The state began the year flush with bulging revenues and that prompted high, bipartisan interest in cutting taxes. Tax cuts appear likely to top $1.4 billion over three years.

Kelly and other Democrats want to immediately eliminate the state’s sales tax on groceries, now 4% and set to go to zero at the start of 2025. The House has a plan to go to zero on July 1, while the Senate would wait until Jan. 1, 2024.

The governor also proposed exempting more of retirees’ Social Security income from state income taxes, but the Senate voted to zero them out.

Republicans are pushing to collapse the state’s three individual income tax brackets into one.
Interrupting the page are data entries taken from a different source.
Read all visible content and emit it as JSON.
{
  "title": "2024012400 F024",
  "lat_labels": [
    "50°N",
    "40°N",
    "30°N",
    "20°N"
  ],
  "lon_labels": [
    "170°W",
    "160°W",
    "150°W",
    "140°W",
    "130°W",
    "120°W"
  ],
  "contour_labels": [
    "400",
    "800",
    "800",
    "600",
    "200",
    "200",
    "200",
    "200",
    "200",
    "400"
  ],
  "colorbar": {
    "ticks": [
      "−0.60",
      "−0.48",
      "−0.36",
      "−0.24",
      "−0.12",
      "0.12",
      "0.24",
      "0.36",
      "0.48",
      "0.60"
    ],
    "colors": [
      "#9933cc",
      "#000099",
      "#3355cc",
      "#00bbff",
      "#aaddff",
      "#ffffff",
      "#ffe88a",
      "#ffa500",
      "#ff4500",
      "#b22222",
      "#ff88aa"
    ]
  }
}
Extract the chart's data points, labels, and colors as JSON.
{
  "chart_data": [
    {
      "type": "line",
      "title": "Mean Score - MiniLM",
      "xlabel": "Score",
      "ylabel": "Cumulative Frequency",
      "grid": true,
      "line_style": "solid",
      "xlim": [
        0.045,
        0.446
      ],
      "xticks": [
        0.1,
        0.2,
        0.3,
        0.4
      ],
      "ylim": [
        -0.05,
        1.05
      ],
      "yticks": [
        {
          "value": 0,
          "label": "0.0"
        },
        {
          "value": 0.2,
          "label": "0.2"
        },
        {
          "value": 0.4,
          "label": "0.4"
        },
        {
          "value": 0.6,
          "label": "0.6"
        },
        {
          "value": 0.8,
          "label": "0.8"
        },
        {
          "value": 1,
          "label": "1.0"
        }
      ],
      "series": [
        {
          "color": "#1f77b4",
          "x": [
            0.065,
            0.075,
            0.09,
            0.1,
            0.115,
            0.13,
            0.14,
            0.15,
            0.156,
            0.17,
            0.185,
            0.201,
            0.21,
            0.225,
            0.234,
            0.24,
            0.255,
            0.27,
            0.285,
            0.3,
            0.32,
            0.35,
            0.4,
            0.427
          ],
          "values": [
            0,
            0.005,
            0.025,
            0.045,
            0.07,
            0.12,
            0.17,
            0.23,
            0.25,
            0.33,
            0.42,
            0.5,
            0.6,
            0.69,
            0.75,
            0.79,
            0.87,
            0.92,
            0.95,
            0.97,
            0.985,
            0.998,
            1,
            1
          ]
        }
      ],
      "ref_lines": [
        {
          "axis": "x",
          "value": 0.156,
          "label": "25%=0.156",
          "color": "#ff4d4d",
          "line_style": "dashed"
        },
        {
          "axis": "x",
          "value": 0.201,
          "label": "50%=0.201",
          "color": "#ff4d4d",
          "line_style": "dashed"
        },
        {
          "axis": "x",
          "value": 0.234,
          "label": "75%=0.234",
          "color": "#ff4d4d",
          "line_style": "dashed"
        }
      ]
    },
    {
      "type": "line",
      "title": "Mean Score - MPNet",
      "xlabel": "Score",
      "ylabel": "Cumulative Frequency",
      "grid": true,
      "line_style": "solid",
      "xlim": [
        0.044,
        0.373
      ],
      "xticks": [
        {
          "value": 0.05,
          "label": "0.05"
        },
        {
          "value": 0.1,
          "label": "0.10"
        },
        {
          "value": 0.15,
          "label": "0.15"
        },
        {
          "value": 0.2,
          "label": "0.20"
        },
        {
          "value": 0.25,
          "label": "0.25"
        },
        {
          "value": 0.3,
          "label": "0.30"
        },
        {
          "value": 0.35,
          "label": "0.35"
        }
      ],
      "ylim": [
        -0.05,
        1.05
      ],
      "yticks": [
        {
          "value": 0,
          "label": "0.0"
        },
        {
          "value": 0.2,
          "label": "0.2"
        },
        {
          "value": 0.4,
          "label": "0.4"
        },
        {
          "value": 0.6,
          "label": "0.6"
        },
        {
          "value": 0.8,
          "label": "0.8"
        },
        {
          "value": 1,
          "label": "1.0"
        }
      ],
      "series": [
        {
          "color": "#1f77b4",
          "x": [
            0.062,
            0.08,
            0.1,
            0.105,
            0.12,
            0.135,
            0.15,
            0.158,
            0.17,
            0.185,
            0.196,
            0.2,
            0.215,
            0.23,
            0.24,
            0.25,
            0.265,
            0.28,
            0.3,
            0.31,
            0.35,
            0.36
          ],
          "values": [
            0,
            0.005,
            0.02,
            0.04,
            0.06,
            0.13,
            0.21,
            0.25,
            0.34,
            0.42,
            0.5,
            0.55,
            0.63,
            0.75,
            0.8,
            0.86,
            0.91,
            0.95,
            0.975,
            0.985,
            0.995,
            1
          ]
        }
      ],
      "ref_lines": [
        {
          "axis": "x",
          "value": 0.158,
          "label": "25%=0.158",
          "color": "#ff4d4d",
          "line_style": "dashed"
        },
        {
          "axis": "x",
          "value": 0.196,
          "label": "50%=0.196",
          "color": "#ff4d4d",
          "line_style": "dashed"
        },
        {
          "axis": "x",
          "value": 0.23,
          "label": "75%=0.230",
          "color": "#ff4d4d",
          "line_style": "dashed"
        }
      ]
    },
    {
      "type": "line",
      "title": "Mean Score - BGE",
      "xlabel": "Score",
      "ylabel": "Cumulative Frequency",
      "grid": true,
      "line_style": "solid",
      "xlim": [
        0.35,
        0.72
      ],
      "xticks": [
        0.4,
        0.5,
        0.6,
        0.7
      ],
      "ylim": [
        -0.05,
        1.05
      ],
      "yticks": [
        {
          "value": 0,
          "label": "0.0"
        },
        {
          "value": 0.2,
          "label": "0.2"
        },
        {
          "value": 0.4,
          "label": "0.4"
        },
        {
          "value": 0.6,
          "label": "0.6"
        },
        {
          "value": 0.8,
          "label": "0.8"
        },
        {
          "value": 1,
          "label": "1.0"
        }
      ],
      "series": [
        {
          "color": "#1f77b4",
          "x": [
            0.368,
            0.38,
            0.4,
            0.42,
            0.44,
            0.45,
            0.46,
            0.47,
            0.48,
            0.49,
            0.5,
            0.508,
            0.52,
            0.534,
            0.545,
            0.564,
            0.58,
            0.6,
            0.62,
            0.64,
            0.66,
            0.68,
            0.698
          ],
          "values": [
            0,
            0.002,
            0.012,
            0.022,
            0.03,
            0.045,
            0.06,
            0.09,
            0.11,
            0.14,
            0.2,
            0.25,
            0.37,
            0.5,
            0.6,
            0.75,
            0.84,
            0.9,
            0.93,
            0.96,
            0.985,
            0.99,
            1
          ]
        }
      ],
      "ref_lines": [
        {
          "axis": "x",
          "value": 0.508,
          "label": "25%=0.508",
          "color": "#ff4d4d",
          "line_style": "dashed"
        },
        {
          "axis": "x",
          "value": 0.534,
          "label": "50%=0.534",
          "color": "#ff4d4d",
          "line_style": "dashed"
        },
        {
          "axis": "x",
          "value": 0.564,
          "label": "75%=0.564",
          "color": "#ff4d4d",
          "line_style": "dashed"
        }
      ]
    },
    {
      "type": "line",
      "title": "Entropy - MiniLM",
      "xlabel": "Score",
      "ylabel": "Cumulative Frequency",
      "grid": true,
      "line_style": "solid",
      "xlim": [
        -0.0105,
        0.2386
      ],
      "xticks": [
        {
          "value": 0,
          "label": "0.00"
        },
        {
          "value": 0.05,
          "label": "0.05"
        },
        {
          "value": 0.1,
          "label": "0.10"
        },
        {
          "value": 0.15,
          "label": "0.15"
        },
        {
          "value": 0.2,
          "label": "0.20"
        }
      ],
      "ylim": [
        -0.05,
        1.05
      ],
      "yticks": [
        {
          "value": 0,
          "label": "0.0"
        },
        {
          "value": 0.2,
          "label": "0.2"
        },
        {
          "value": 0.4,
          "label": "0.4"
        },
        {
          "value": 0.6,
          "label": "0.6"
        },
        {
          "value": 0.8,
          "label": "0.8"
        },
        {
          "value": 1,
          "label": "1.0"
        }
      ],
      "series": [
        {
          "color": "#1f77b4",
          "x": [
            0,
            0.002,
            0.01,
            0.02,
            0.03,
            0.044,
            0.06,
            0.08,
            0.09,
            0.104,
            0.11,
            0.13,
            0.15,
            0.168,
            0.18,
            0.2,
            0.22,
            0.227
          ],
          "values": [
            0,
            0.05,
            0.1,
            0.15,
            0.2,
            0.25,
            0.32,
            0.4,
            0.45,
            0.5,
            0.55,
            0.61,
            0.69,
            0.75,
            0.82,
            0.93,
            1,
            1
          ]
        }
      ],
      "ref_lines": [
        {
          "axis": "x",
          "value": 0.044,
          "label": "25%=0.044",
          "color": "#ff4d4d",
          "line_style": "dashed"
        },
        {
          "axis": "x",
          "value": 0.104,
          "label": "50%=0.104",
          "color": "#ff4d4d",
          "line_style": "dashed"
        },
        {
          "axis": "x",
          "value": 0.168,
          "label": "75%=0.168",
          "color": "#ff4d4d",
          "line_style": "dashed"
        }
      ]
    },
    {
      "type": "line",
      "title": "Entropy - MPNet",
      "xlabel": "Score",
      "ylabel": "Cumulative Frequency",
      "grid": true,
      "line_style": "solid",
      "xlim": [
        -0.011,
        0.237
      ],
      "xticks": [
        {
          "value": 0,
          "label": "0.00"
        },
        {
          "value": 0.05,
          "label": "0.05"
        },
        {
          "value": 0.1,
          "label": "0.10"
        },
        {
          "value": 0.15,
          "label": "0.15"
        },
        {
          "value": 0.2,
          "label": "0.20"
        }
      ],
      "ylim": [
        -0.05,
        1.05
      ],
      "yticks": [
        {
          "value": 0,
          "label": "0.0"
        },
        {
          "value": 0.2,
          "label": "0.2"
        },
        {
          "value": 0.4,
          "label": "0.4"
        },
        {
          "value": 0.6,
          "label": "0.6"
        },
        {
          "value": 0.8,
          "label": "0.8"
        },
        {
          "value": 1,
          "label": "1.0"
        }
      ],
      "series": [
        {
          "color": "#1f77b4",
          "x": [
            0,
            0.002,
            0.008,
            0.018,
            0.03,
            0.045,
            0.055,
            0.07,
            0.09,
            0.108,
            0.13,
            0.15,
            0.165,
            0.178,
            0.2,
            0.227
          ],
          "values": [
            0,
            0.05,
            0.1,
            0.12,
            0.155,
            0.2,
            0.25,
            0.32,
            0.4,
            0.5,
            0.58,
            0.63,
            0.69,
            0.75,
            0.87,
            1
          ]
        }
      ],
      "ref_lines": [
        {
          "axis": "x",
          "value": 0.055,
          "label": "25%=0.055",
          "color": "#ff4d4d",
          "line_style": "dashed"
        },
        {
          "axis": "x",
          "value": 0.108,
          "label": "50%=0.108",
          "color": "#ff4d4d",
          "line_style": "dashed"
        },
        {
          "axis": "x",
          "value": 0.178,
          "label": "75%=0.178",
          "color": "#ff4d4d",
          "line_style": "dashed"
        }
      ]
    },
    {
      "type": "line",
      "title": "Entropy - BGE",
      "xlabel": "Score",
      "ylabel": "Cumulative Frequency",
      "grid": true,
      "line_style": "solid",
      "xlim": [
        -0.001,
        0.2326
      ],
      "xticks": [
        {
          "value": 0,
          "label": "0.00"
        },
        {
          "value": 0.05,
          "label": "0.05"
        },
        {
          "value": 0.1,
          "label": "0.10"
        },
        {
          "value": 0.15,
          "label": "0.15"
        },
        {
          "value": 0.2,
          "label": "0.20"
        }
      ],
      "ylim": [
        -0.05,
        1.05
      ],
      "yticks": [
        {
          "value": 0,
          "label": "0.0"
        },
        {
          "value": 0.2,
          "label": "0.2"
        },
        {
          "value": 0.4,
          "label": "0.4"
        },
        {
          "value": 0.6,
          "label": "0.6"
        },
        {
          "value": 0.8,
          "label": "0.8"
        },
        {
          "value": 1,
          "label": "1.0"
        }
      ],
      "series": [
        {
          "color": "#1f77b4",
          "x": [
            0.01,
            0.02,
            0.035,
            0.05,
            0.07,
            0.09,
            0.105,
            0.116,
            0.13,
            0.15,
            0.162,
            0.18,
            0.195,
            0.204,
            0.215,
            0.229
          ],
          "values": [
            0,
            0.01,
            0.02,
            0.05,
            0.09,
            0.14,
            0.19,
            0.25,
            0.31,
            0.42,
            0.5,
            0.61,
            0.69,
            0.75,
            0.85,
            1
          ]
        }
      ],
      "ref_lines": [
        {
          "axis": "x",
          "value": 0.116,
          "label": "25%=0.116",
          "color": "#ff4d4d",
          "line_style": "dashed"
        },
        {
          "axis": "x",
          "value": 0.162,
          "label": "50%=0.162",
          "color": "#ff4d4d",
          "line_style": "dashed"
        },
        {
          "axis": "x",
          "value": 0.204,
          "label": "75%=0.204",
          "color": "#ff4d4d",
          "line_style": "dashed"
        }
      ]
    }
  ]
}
The House’s proposal is a tax rate of 5.25%, while the Senate’s plan is a rate of 4.75%. The top rate now is 5.7%.

Education policy

Republicans continue to pursue “school choice” proposals despite Kelly’s lack of enthusiasm for them. But the House and Senate are far apart on a bill, and they’re negotiating over the final version.

The Senate approved an expansion of an existing program that gives an income tax credit to people and companies donating to scholarship funds that help at-risk students leave public schools for private ones. The House narrowly approved a bill that would move state education dollars into savings accounts for parents who want private or home schooling for their children.

The House and Senate also are negotiating over the final version of a bill that would allow parents of public school students to object to a lesson or activity that “impairs the parent’s sincerely held beliefs, values or principles,” and to remove the student from the classroom.

Both the separate House and Senate versions of the next annual state budget include a provision barring higher education institutions from requiring job applicants to express support for diversity, equity and inclusion programs or to base hiring decisions on a candidate’s views on the subject.